Footprints
Give users the ability to trace the relationships between sources and results
Overview:
Working with generative AI can feel like wandering through a maze in the dark. Even if you start to find your way, you often don’t know how you got there in the first place.
Footprints as a term represents an array of emerging patterns to trace the relationship of sources and results through different requests and results.
- AI-generated Google results are shown beside the sources that were scraped
- Tools like Midjourney include the dominant tokens in the metadata of the images they produce
- Chats can be seeded with requests to provide annotations and footnotes that add context to the result.
That said, we don’t know what we DON’T see: the traces left behind on the data that we don’t have the technology or patterns to view yet.
Footprints relate closely to Filters/Parameters, in that both represent ways of looking at the data at the meta level. Where parameters can precipitate trends in data that weren’t clearly visible, footprints are the clues left behind that parameters can sniff for. They are like the scent of data, but users still need to know to dig.
- In a private or secure dataset, footprints help us find relationships between data to control for variables and find important relationships
- In large models, or less secure databases, they can help protect against the inadvertent exposure of personal data, intellectual property, or bias
- In products likely to be scrapped for their data, proactively considering the footprints of our information make for more safety and more trustworthy experiences
Legal, ethical, and commercial implications
We are likely to see more attention paid to these as legal challenges around LLMs mount, and users become more savvy.
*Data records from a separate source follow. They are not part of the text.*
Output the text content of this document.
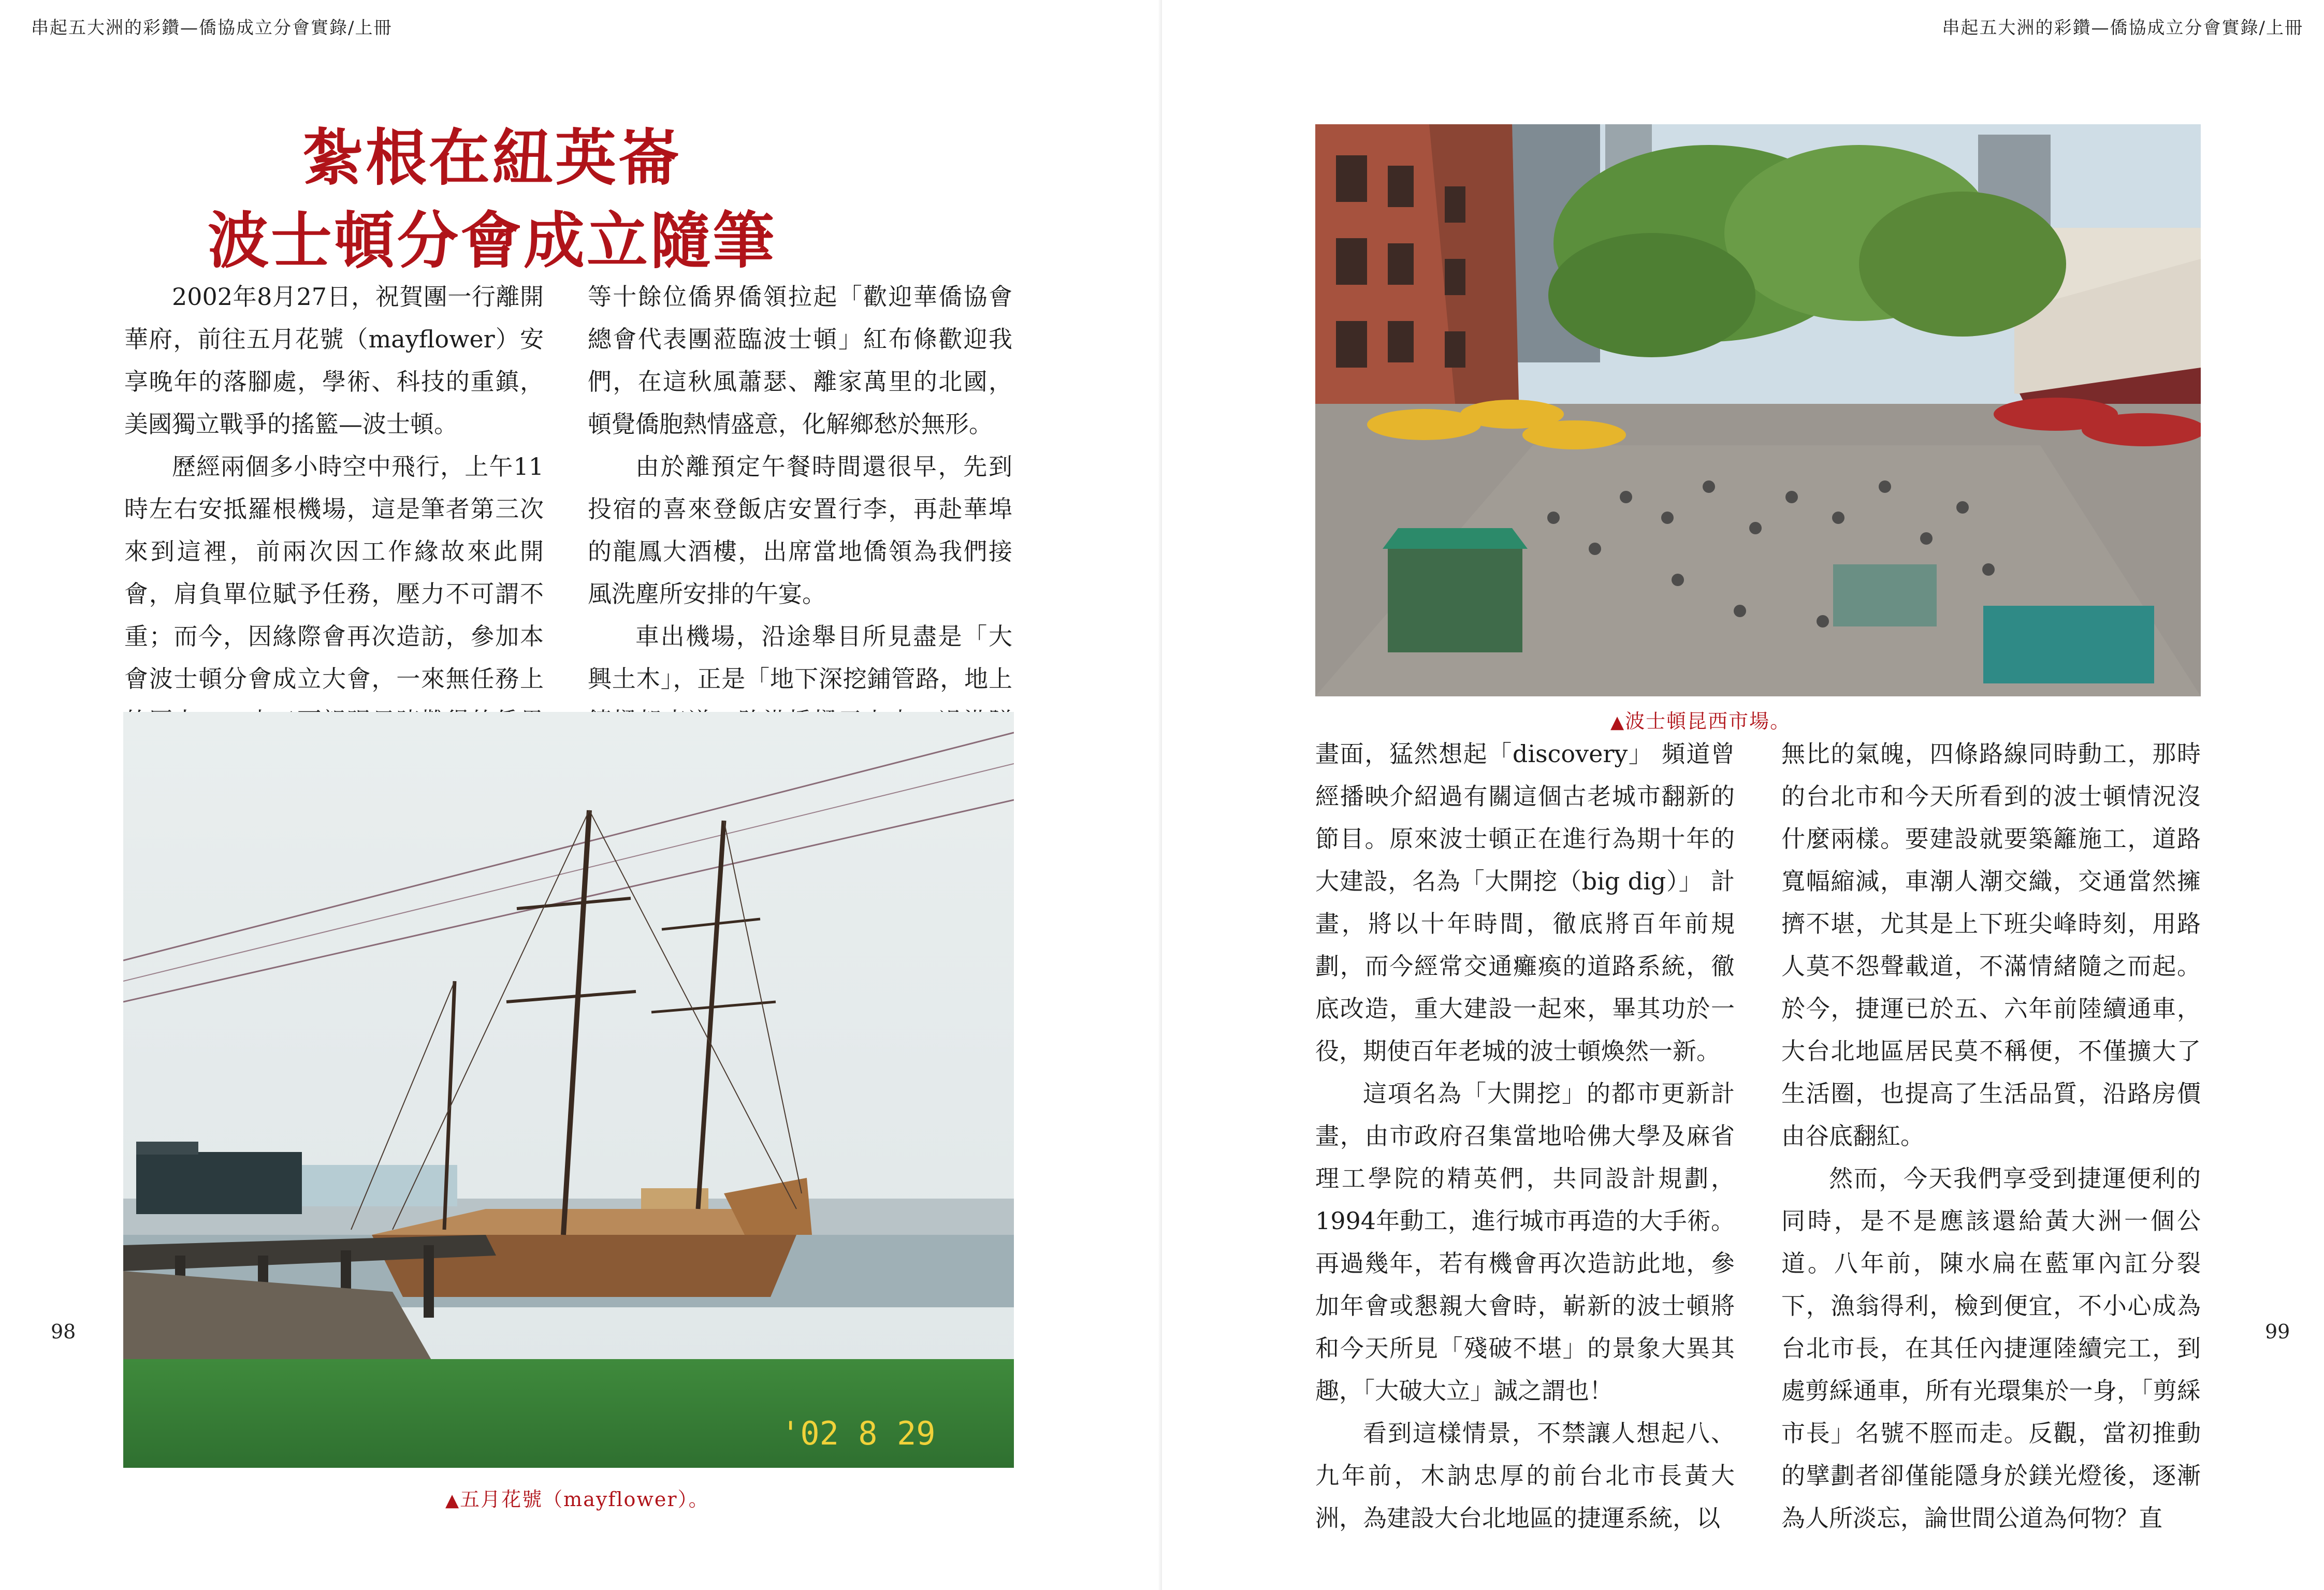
串起五大洲的彩鑽—僑協成立分會實錄/上冊
紮根在紐英崙
波士頓分會成立隨筆

2002年8月27日，祝賀團一行離開華府，前往五月花號（mayflower）安享晚年的落腳處，學術、科技的重鎮，美國獨立戰爭的搖籃—波士頓。

歷經兩個多小時空中飛行，上午11時左右安抵羅根機場，這是筆者第三次來到這裡，前兩次因工作緣故來此開會，肩負單位賦予任務，壓力不可謂不重；而今，因緣際會再次造訪，參加本會波士頓分會成立大會，一來無任務上

等十餘位僑界僑領拉起「歡迎華僑協會總會代表團蒞臨波士頓」紅布條歡迎我們，在這秋風蕭瑟、離家萬里的北國，頓覺僑胞熱情盛意，化解鄉愁於無形。

由於離預定午餐時間還很早，先到投宿的喜來登飯店安置行李，再赴華埠的龍鳳大酒樓，出席當地僑領為我們接風洗塵所安排的午宴。

車出機場，沿途舉目所見盡是「大興土木」，正是「地下深挖鋪管路，地上

'02 8 29
▲五月花號（mayflower）。
98
串起五大洲的彩鑽—僑協成立分會實錄/上冊
▲波士頓昆西市場。

畫面，猛然想起「discovery」 頻道曾經播映介紹過有關這個古老城市翻新的節目。原來波士頓正在進行為期十年的大建設，名為「大開挖（big dig）」 計畫，將以十年時間，徹底將百年前規劃，而今經常交通癱瘓的道路系統，徹底改造，重大建設一起來，畢其功於一役，期使百年老城的波士頓煥然一新。

這項名為「大開挖」的都市更新計畫，由市政府召集當地哈佛大學及麻省理工學院的精英們，共同設計規劃，1994年動工，進行城市再造的大手術。再過幾年，若有機會再次造訪此地，參加年會或懇親大會時，嶄新的波士頓將和今天所見「殘破不堪」的景象大異其趣，「大破大立」誠之謂也！

看到這樣情景，不禁讓人想起八、九年前，木訥忠厚的前台北市長黃大洲，為建設大台北地區的捷運系統，以

無比的氣魄，四條路線同時動工，那時的台北市和今天所看到的波士頓情況沒什麼兩樣。要建設就要築籬施工，道路寬幅縮減，車潮人潮交織，交通當然擁擠不堪，尤其是上下班尖峰時刻，用路人莫不怨聲載道，不滿情緒隨之而起。於今，捷運已於五、六年前陸續通車，大台北地區居民莫不稱便，不僅擴大了生活圈，也提高了生活品質，沿路房價由谷底翻紅。

然而，今天我們享受到捷運便利的同時，是不是應該還給黃大洲一個公道。八年前，陳水扁在藍軍內訌分裂下，漁翁得利，檢到便宜，不小心成為台北市長，在其任內捷運陸續完工，到處剪綵通車，所有光環集於一身，「剪綵市長」名號不脛而走。反觀，當初推動的擘劃者卻僅能隱身於鎂光燈後，逐漸為人所淡忘，論世間公道為何物？直

99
Consider for a moment that you were using a chat interface to request information about reproductive rights in your state. While your personal information, IP address, and so on might be secure, you leave other fingerprints about you behind. For example, let's say you search for information about a healthcare provider near your home, or you asked for doctors within your healthcare network. It's not hard to assume someone who wanted to connect your behavior to you would have more clues to work with than you realize.
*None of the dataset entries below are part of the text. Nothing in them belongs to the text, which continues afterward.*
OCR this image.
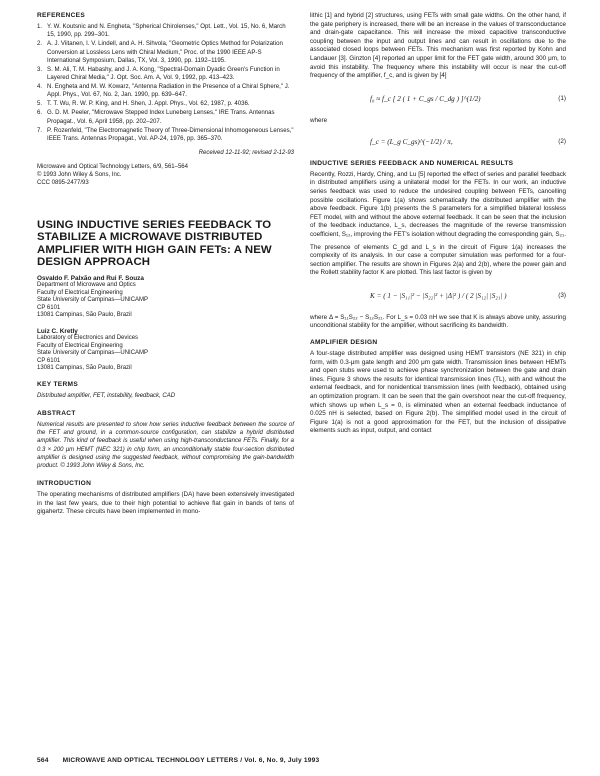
REFERENCES
1. Y. W. Koutsnic and N. Engheta, "Spherical Chirolenses," Opt. Lett., Vol. 15, No. 6, March 15, 1990, pp. 299–301.
2. A. J. Viitanen, I. V. Lindell, and A. H. Sihvola, "Geometric Optics Method for Polarization Conversion at Lossless Lens with Chiral Medium," Proc. of the 1990 IEEE AP-S International Symposium, Dallas, TX, Vol. 3, 1990, pp. 1192–1195.
3. S. M. Ali, T. M. Habashy, and J. A. Kong, "Spectral-Domain Dyadic Green's Function in Layered Chiral Media," J. Opt. Soc. Am. A, Vol. 9, 1992, pp. 413–423.
4. N. Engheta and M. W. Kowarz, "Antenna Radiation in the Presence of a Chiral Sphere," J. Appl. Phys., Vol. 67, No. 2, Jan. 1990, pp. 639–647.
5. T. T. Wu, R. W. P. King, and H. Shen, J. Appl. Phys., Vol. 62, 1987, p. 4036.
6. G. D. M. Peeler, "Microwave Stepped Index Luneberg Lenses," IRE Trans. Antennas Propagat., Vol. 6, April 1958, pp. 202–207.
7. P. Rozenfeld, "The Electromagnetic Theory of Three-Dimensional Inhomogeneous Lenses," IEEE Trans. Antennas Propagat., Vol. AP-24, 1976, pp. 365–370.
Received 12-11-92; revised 2-12-93
Microwave and Optical Technology Letters, 6/9, 561–564
© 1993 John Wiley & Sons, Inc.
CCC 0895-2477/93
USING INDUCTIVE SERIES FEEDBACK TO STABILIZE A MICROWAVE DISTRIBUTED AMPLIFIER WITH HIGH GAIN FETs: A NEW DESIGN APPROACH
Osvaldo F. Palxão and Rui F. Souza
Department of Microwave and Optics
Faculty of Electrical Engineering
State University of Campinas—UNICAMP
CP 6101
13081 Campinas, São Paulo, Brazil
Luiz C. Kretly
Laboratory of Electronics and Devices
Faculty of Electrical Engineering
State University of Campinas—UNICAMP
CP 6101
13081 Campinas, São Paulo, Brazil
KEY TERMS
Distributed amplifier, FET, instability, feedback, CAD
ABSTRACT
Numerical results are presented to show how series inductive feedback between the source of the FET and ground, in a common-source configuration, can stabilize a hybrid distributed amplifier. This kind of feedback is useful when using high-transconductance FETs. Finally, for a 0.3 × 200 μm HEMT (NEC 321) in chip form, an unconditionally stable four-section distributed amplifier is designed using the suggested feedback, without compromising the gain-bandwidth product. © 1993 John Wiley & Sons, Inc.
INTRODUCTION
The operating mechanisms of distributed amplifiers (DA) have been extensively investigated in the last few years, due to their high potential to achieve flat gain in bands of tens of gigahertz. These circuits have been implemented in mono-
lithic [1] and hybrid [2] structures, using FETs with small gate widths. On the other hand, if the gate periphery is increased, there will be an increase in the values of transconductance and drain-gate capacitance. This will increase the mixed capacitive transconductive coupling between the input and output lines and can result in oscillations due to the associated closed loops between FETs. This mechanism was first reported by Kohn and Landauer [3]. Ginzton [4] reported an upper limit for the FET gate width, around 300 μm, to avoid this instability. The frequency where this instability will occur is near the cut-off frequency of the amplifier, f_c, and is given by [4]
f₀ ≈ f_c [ 2 ( 1 + C_gs / C_dg ) ]^(1/2)	(1)
where
f_c = (L_g C_gs)^(−1/2) / π,	(2)
INDUCTIVE SERIES FEEDBACK AND NUMERICAL RESULTS
Recently, Rozzi, Hardy, Ching, and Lu [5] reported the effect of series and parallel feedback in distributed amplifiers using a unilateral model for the FETs. In our work, an inductive series feedback was used to reduce the undesired coupling between FETs, cancelling possible oscillations. Figure 1(a) shows schematically the distributed amplifier with the above feedback. Figure 1(b) presents the S parameters for a simplified bilateral lossless FET model, with and without the above external feedback. It can be seen that the inclusion of the feedback inductance, L_s, decreases the magnitude of the reverse transmission coefficient, S₁₂, improving the FET's isolation without degrading the corresponding gain, S₂₁.
The presence of elements C_gd and L_s in the circuit of Figure 1(a) increases the complexity of its analysis. In our case a computer simulation was performed for a four-section amplifier. The results are shown in Figures 2(a) and 2(b), where the power gain and the Rollett stability factor K are plotted. This last factor is given by
K = ( 1 − |S₁₁|² − |S₂₂|² + |Δ|² ) / ( 2 |S₁₂| |S₂₁| )	(3)
where Δ = S₁₁S₂₂ − S₁₂S₂₁. For L_s = 0.03 nH we see that K is always above unity, assuring unconditional stability for the amplifier, without sacrificing its bandwidth.
AMPLIFIER DESIGN
A four-stage distributed amplifier was designed using HEMT transistors (NE 321) in chip form, with 0.3-μm gate length and 200 μm gate width. Transmission lines between HEMTs and open stubs were used to achieve phase synchronization between the gate and drain lines. Figure 3 shows the results for identical transmission lines (TL), with and without the external feedback, and for nonidentical transmission lines (with feedback), obtained using an optimization program. It can be seen that the gain overshoot near the cut-off frequency, which shows up when L_s = 0, is eliminated when an external feedback inductance of 0.025 nH is selected, based on Figure 2(b). The simplified model used in the circuit of Figure 1(a) is not a good approximation for the FET, but the inclusion of dissipative elements such as input, output, and contact
564 MICROWAVE AND OPTICAL TECHNOLOGY LETTERS / Vol. 6, No. 9, July 1993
Designers can proactively stave off risk by looking for ways to isolate metadata and connect results to their sources. Any tools that allow for the scrapping of personal data of any kind should be up front about this, and avoid the dark matter patterns of nesting these settings deep within user option panels.
When designing interfaces to allow people to interact with Artificial Intelligence, look for ways for people to browse intelligently. Consider going beyond a basic caveat, and provide warnings when people are including personal information in their prompts.
Consider allowing users to see the map they are leaving behind and delete personal data.
People can only change behavior they are aware of. More intelligent, ethical, and trustworthy results can help to reinforce intelligent use of AI, thus expanding commercial, academic, and other use cases and making it more likely that the technology can be used for good.
Benefits:
Anti-patterns:
All or nothing
When an AI returns sources, this can have a cognitive bias effect and cause someone to think they are seeing the full picture, when it fact some other information may have been intentionally or unintentionally withheld by the model. This matters in situations where the user may be using the response to form an opinion or understanding. This can go too far in the other direction as well(see Gemini's false equivalence of Elon Musk and Hitler). The trick may be teaching users how to maintain skepticism and ask follow ups to a bot.